= Chateau Woods, Texas =

Unincorporated community in Texas, US

Chateau Woods is an unincorporated community in southern Montgomery County, Texas, United States, that was formerly an incorporated municipality. It is located east of Interstate 45, approximately 10 mi south of Conroe and 27 mi north of Houston.

==History==

Residential development of the area began in the 1960s with the building of a subdivision known as Lake Chateau Woods. A civic club was formed during the late 1960s that eventually pursued incorporation to improve infrastructure in the area. Residents voted in favor of incorporating the community on December 6, 1975. The following year, a mayor (Leon Kennedy) and five aldermen were elected to serve the newly created village. Using state bonds, a multimillion-dollar sewer system was constructed. In the 1980 Census, Chateau Woods had a population of 590. That same year, aldermen voted to change its status from a "village" to a "city." By 1990, the population had risen to 641.

Although the local government tried to maintain unpaved roads in the city by laying down gravel, the streets deteriorated on an annual basis. During dry spells, travel on the unpaved streets would stir up thick clouds of dust, while rain caused the streets to become muddy and nearly impassable. Officials had planned to pave the roads, but wanted to wait until the sewer bonds were fully paid off. Had they proceeded immediately, residents would have faced higher tax rates. As frustration among residents grew, calls for the city to rejoin unincorporated Montgomery County gained popularity in the early 1990s. A slate of candidates who supported that idea were elected and on August 14, 1993, citizens voted to dis-incorporate and form a Municipal Utility District (MUD).
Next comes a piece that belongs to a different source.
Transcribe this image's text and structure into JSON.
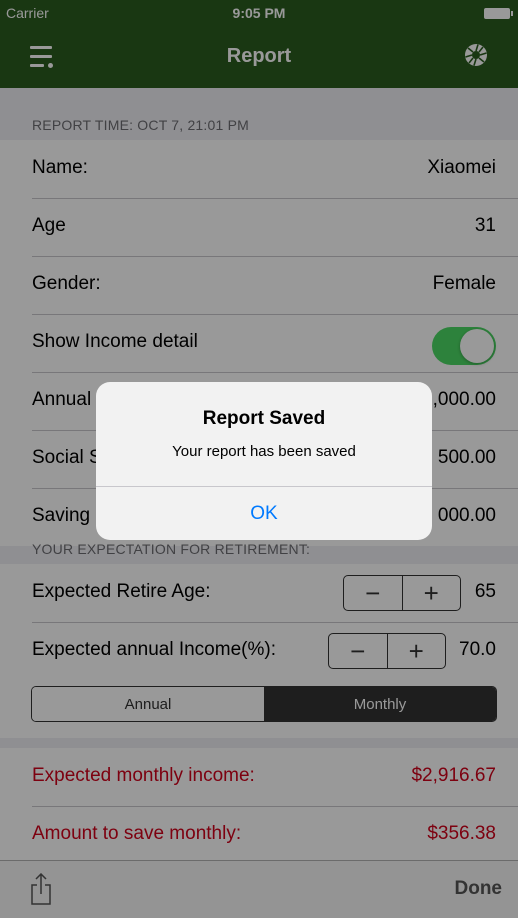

The Municipal Utility District was formed to maintain the area's septic system and ensure that the state was reimbursed – which it was, several years later.

An estimated 1,091 people lived in the Chateau Woods area in 2000.

==Education==
The community is in the Conroe Independent School District.

Residents are zoned to Houser Elementary School, Vogel Intermediate School, Irons Junior High School, and Oak Ridge High School.